During the recent Carrier Strike Group deployment supporting HMS Queen Elizabeth’s mission to the Pacific and back, supply ship RFA Fort Victoria shipped nearly 900 loads to the carrier and other ships in the task group, encompassing food and drink, general stores, spare parts, medical supplies, mail and parts for F-35 stealth fighters and Merlin and Wildcat helicopters – over 354 tonnes of supplies in all – while tanker RFA Tidespring carried out 67 ‘vertical replenishments’ as they are known.
While some loads are too heavy for current small-scale drones to transport, seven out of ten resupply missions involve the transfer of loads up to 100lbs/45kg, so the head of the RFA, Commodore David Eagles, wants to see if the work is ‘dronable’.
Using drones would save time, money and sailors, and free up helicopters for other duties.
The US Navy’s Naval Air Systems Command is experimenting with unmanned aircraft moving relatively lightweight supplies – up to 25lbs/11kg – between ships, but over distances which could be greater than 200 miles.
Trials over the summer successfully proved this concept by delivering a small cargo for repairs between a warship and an auxiliary of the Military Sealift Command – the US Navy’s equivalent of the RFA.
Royal Marines have tested re-supply by drone both on the battlefield and on the beachhead, using autonomous systems, from Malloy Aeronautics Ltd, to ferry up to 150lbs/68kg supplies; including ammunition, blood and Bergen backpacks to troops in the line from either ships off shore or bases to the rear.
“The RFA is looking very closely at the Military Sealift Command and the opportunities around using drones to make deliveries at sea,” said Commodore Eagles.

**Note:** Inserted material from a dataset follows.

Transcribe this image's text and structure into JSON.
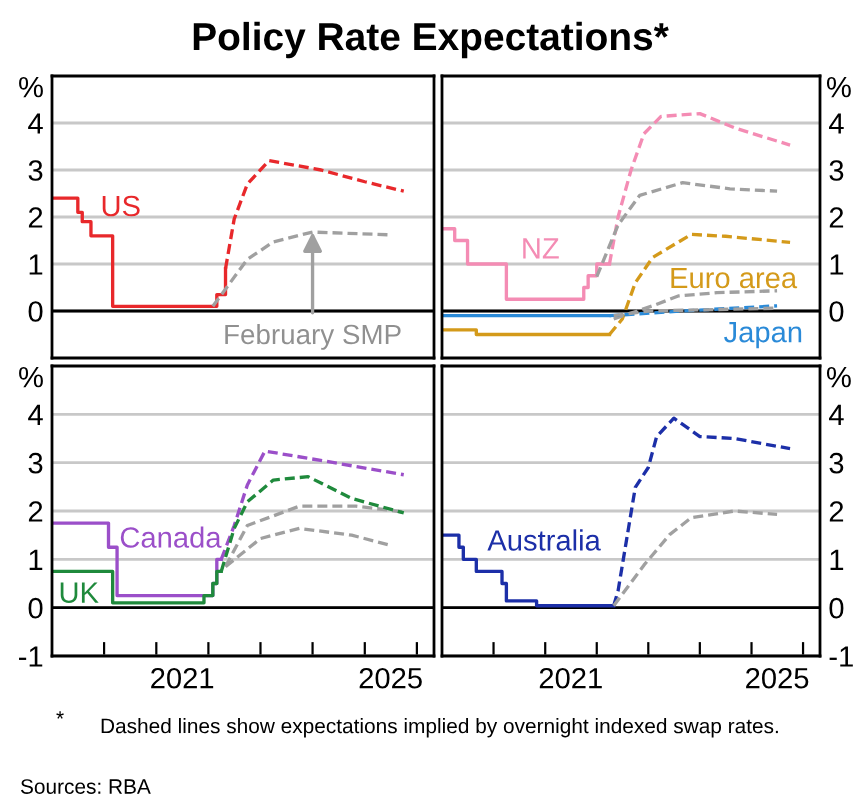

The RFA Commodore regularly confers with his counterpart in the MSC, Rear Admiral Michael Wettlaufer, which conducted the summer trials; and he has asked his liaison team to follow their progress and share some lessons of the Royal Navy’s own trials with similar systems.
The RFA ends 2021 on something of a high after rising to all the challenges made of it this year – notably sustaining the carrier group half-way around the world in the middle of a pandemic which impacted moving supplies and personnel.
Its ships delivered more than 65 million litres of fuel to vessels from six nations, as well as 16 million litres of aviation fuel, thousands of litres of fresh water and other goods.
Tanker RFA Wave Knight delivered aid to volcano hit St Vincent, supported US-led relief efforts off Haiti in the wake of the summer’s devastating earthquake and, in conjunction with the US Coast Guard, has seized 2½ tonnes of cocaine in five busts spread across the autumn.
Amphibious ship RFA Mounts Bay is assigned to the Royal Marines’ new Arctic-focused Littoral Response Group (North) and will also serve as the testbed for ongoing autonomous trials by the commandos.
And RFA Lyme Bay replaced her sister Cardigan Bay in the Gulf as the command ship for UK (and, when required, allied) minehunters, continuing a mission going back nearly 15 years.
“My message at the end of 2021 is resolutely positive – we have achieved what was asked of us this year,” said Commodore Eagles. “Our people and their families have delivered so much. We are in an extremely positive place going into 2022.”